Designs on Healthcare Reform

While we are days away from the Congressional vote on health care reform in the U.S., health care facility managers and hospital administrators are evaluating what types of urgent patient care  their facilities are equipped to handle.  With the potential for a dramatic increase in the number of patients to be covered, institutions have to determine the type of care they will deliver. Administrators are taking stock of what they have, considering the care and services that neighboring institutions are known for, and determining what will be their area of specialty.
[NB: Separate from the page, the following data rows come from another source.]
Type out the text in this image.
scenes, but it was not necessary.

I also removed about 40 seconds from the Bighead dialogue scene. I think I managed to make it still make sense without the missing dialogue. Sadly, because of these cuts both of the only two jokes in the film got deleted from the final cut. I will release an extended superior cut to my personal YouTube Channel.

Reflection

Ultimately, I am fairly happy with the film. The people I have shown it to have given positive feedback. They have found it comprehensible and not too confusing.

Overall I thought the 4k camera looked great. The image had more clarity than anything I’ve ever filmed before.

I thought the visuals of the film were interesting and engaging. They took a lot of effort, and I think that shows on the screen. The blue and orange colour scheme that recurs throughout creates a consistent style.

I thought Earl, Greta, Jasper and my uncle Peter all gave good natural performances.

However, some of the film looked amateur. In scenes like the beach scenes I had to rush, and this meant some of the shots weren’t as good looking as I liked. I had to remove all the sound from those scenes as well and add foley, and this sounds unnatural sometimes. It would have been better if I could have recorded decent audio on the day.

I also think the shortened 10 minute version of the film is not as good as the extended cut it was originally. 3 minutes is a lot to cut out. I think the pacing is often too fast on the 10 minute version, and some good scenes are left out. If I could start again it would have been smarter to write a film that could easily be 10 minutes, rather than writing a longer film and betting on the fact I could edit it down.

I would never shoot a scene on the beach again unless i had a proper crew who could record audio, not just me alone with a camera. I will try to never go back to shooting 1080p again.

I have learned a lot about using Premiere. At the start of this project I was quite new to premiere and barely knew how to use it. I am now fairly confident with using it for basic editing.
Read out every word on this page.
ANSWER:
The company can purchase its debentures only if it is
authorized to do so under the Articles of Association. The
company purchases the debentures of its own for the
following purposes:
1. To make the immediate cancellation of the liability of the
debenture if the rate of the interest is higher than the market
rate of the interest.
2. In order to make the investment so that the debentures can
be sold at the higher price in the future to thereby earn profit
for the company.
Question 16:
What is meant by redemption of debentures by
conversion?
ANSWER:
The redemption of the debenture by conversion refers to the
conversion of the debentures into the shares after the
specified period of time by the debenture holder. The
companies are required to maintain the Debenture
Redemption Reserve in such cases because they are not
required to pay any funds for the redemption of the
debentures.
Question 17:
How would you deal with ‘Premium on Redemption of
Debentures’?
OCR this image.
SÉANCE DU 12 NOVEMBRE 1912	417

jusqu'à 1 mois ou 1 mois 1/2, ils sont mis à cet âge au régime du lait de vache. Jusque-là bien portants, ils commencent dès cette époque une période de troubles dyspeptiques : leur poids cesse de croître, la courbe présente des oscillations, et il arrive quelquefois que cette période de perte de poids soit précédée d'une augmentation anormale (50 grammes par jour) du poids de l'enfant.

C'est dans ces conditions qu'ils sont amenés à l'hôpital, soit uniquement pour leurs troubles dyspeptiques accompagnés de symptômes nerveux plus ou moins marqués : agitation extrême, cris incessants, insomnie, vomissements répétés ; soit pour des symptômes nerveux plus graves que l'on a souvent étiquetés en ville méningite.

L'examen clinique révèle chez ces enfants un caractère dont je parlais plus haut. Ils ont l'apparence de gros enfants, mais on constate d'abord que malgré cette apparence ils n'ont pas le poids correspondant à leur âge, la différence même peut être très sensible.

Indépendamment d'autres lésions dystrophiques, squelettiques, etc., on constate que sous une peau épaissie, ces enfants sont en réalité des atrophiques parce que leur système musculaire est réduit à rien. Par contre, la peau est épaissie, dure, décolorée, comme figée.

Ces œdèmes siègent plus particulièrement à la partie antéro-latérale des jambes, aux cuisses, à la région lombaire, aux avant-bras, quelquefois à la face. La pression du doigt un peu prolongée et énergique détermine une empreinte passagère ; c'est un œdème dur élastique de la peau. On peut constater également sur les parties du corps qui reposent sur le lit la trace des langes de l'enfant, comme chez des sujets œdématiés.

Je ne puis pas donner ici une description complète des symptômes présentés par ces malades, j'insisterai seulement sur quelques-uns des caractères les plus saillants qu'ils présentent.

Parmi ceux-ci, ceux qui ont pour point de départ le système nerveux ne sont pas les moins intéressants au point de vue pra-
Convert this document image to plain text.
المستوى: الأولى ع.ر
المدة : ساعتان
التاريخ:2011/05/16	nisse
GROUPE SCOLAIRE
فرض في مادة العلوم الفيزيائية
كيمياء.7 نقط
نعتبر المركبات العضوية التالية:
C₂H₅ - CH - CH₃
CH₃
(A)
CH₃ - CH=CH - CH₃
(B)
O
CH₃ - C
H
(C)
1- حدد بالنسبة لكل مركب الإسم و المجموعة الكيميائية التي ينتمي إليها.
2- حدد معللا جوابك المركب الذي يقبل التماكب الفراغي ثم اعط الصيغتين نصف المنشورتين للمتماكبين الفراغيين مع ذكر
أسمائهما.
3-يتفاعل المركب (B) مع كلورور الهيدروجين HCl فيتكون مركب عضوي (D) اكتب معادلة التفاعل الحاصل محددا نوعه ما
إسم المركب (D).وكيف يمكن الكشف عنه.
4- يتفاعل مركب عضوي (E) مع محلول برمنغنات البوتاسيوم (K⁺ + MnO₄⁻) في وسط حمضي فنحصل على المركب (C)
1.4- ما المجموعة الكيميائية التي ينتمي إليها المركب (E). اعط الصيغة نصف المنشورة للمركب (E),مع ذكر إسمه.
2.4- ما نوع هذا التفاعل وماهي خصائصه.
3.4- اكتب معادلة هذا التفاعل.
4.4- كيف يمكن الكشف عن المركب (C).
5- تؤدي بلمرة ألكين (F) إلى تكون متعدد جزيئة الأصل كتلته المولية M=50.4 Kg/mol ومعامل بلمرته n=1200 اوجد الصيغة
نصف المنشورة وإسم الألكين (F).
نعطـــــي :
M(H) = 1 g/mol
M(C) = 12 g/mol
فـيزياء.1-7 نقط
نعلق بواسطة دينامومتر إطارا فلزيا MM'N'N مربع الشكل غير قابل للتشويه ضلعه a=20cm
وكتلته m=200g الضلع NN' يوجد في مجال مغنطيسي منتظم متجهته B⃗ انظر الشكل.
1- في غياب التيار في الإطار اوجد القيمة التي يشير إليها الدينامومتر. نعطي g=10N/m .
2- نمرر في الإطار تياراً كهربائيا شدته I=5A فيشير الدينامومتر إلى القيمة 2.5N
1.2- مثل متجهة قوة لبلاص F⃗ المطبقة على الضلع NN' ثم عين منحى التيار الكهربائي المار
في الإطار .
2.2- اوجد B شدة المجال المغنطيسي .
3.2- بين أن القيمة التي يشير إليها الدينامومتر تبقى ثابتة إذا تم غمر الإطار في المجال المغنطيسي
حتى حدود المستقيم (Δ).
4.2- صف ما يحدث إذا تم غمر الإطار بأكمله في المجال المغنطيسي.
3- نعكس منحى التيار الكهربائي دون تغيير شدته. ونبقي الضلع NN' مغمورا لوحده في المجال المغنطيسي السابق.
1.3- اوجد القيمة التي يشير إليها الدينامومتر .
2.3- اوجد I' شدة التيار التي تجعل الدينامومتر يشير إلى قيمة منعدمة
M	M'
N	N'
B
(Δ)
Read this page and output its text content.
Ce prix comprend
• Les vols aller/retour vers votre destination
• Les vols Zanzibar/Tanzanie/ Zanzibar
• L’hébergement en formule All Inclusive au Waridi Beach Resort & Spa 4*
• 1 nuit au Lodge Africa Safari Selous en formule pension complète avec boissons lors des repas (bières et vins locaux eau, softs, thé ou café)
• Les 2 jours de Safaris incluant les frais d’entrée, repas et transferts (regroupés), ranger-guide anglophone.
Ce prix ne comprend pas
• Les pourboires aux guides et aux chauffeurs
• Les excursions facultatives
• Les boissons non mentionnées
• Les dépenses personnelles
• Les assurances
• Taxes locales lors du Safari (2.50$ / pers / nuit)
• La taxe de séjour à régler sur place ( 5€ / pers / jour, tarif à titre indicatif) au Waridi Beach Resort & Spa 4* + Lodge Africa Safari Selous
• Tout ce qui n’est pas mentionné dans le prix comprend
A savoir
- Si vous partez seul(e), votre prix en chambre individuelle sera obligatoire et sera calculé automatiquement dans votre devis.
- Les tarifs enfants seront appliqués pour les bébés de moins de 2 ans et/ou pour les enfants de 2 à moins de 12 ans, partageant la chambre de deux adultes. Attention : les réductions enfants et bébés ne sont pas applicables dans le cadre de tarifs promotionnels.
Healthcare facilities that specialize in a few diseases may alleviate the stress on primary-type care facilities that expect an influx of patients. Once a patient’s illness is determined, they can be sent to the specialty facility.  For institutions already known for their imaging abilities, treatment of specific cancers, or kidney transplants, for example, their management is expanding on these strengths and publicizing them.  Healthcare reform measures have already raised consumer awareness regarding the quality of care at different facilities. Consumers are attuned to well-maintained facilities and design that speaks to patient- and family-centered care.

Hundreds of hospitals have designed plans to deal with a surge of patients arriving at the Emergency Department (ED), and most are sitting on the plans until they know how healthcare reform will translate.  Do you expand the ED or wait and see if the expanded coverage gets more people aligned with a primary-care physician? What we do know is that uninsured or minimally insured people have become accustomed to relying on the ED instead of having access to preventative medicine.  This is why prevention is a central issue in the healthcare reform discussion.

Let’s hope the next few weeks guide the industry to progress that will allow healthcare administrators to make decisions about their facilities with confidence that they have chosen the right path. Healthcare facilities executives, architects and designers have been waiting and they are ready to forge ahead with designs for expansion and improved services–plans that are good for the economy and good for healthcare in America.